Sunday, September 12, 2010

A Ghostly Cosmic Pinwheel

Mystery pinwheel in Pegasus

After looking at 20 years' worth of fabulous pictures from the Hubble Space Telescope, you might get the feeling that each new release is a variation on a theme you've seen before: a supernova remnant, interacting galaxies, new stars cocooned in their placental nebulas, and so on.

But this is something different!

The dim spiral in this image is almost spooky in its perfect symmetry. The view was captured several years ago by HST's Advanced Camera for Surveys, but a few days ago it came to light (ouch! pun alert!) on a European website devoted to Hubble's discoveries.

"So what is it?" you ask.

First, I can tell you that it's real (not an artifact), it's about 3,000 light-years away in Pegasus, and it's not associated with the bright foreground star to its right.

Second, the feature itself is designated IRAS 23166+1655, which signifies that it was spotted by the Infrared Astronomical Satellite in 1983.

"So what is it?"

It's not a spiral galaxy but rather what astronomers call a pre-planetary nebula, created when an aging, swollen star starts to shed its outer layers into space — the beginning of its death throes. In this case the shedder is an extreme carbon star, one fortified with so much carbon that there's a sooty deposit in its photosphere thick enough to block the visible light trying escape from underneath. Astronomers only know a star is there because it's still hot and thus glowing brightly in the infrared.

"But why the spiral shape?"

This isn't just any old spiral; it's a perfect fit to an Archimedean spiral, something like a jet of water coming from a spinning lawn sprinkler.

The source of this pinwheel turns out to be part of a binary system, as revealed by near-infrared images taken with the Keck II telescope. As it spews matter into space, the dying star is also slowly twirling around an unseen companion.

Observers estimate that the ejected jet is moving outward at roughly 30,000 miles (50,000 km) per hour. Knowing that, and the angular spacing between successive rings (about 4½ arcseconds), observers conclude that they're spaced about 800 years apart. That is, if you took up a stationary position near the star, one of the outward-moving spiral's arms would sweep past you every 800 years.

As it turns out, the orbital period of the binary is also about 800 years. Consistent results!

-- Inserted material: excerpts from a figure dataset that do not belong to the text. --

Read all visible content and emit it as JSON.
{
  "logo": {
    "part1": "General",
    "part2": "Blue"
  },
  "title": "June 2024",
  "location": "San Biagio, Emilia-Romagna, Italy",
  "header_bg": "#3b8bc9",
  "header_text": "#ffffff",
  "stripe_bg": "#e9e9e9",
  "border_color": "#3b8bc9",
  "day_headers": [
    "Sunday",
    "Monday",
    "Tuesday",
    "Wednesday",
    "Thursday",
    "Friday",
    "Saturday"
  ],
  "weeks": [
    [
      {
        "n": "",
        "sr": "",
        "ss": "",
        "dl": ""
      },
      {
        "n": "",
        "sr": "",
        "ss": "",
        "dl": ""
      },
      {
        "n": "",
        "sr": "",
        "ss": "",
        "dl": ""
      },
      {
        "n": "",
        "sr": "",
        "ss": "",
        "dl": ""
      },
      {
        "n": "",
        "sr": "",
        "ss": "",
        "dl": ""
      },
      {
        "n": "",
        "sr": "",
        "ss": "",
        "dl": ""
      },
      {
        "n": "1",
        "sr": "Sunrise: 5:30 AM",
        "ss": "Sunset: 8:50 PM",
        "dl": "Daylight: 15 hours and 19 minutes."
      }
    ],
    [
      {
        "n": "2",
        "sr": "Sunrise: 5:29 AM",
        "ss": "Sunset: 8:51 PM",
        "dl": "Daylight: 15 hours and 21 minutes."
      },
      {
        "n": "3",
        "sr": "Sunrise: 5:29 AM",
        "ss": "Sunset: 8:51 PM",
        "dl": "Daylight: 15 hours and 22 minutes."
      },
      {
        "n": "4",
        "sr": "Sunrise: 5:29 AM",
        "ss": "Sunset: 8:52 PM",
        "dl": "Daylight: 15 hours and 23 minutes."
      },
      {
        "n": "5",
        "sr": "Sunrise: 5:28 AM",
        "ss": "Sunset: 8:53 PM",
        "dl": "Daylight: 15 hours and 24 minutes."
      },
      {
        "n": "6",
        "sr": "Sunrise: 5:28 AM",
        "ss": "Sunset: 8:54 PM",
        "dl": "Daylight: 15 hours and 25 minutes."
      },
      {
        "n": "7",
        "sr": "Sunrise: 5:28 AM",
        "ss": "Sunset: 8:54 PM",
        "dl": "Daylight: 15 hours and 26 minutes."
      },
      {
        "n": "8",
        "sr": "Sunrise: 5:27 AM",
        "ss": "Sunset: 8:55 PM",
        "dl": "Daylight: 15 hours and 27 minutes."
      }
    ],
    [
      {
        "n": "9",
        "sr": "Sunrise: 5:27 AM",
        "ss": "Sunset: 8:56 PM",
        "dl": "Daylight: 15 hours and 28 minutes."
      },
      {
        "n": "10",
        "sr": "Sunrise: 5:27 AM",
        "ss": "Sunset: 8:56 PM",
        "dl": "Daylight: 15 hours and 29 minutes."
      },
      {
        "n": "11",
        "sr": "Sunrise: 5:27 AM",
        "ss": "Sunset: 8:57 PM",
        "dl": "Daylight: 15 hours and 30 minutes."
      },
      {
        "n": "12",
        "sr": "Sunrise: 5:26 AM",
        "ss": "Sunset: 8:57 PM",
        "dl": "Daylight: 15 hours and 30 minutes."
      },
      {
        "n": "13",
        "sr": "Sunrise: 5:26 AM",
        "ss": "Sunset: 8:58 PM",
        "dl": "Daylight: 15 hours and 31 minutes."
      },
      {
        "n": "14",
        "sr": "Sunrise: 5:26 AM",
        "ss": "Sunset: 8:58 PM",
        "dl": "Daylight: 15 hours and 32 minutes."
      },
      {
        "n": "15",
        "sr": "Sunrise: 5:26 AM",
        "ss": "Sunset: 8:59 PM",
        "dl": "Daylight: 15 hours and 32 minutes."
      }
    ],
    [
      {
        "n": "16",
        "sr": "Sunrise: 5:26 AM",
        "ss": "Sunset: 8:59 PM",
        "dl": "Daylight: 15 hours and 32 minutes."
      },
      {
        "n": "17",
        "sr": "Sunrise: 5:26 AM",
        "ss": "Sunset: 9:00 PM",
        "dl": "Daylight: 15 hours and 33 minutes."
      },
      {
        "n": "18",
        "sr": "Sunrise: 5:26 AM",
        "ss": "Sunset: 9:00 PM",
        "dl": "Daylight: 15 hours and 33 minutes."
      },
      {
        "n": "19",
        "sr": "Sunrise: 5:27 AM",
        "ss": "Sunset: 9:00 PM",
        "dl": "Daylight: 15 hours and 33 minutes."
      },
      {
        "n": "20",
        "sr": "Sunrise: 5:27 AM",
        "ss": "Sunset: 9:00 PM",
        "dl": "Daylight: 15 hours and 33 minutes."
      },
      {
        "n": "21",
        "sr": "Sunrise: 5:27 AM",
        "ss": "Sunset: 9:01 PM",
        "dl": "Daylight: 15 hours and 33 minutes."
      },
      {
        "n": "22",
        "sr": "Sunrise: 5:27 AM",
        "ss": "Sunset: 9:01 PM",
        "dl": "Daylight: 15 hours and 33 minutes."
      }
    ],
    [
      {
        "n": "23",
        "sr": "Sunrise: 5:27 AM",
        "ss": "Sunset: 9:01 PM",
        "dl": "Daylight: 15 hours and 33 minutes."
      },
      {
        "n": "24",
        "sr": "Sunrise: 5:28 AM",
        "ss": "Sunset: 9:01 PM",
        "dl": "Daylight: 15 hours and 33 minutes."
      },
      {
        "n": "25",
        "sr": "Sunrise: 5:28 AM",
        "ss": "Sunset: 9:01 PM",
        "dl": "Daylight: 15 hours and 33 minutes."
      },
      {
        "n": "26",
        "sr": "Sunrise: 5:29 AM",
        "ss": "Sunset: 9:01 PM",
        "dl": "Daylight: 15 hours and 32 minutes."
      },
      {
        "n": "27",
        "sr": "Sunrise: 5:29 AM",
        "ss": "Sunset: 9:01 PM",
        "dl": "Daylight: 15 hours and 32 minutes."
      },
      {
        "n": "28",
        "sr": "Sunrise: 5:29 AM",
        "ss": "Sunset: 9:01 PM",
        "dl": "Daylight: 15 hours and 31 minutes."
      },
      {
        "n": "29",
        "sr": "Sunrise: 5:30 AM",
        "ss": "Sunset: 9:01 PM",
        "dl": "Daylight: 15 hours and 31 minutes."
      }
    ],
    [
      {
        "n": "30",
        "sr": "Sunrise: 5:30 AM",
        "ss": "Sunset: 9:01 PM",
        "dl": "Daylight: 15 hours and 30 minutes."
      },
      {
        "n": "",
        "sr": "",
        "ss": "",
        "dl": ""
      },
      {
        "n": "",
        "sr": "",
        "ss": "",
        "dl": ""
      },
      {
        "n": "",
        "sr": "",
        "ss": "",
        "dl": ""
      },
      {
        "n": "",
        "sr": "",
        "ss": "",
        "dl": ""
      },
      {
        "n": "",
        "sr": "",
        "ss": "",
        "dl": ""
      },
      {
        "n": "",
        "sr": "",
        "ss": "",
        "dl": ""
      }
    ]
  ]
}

Interestingly, the pinwheel is glowing faintly, but not from the stars hidden inside it. When Mark Morris (University of California, Los Angeles) and others took stock of this remarkable image in 2006, they concluded that the illumination source isn't the 12th-magnitude foreground star at the right — more likely we're seeing this ghostly pinwheel thanks to the combined glow of stars in the galactic plane.

If you want to explore the science behind this cosmic curiosity, here is the analysis by Morris's team, and here is a link to some work by Nicolas Mauron (CNRS, France) and Patrick Huggins (New York University).

Or you can skip the science and just be a little patient. "We have a much deeper HST observation with the new Wide Field Camera 3 now scheduled for this object in early October," Morris mentioned in an email, "so we're very excited about that."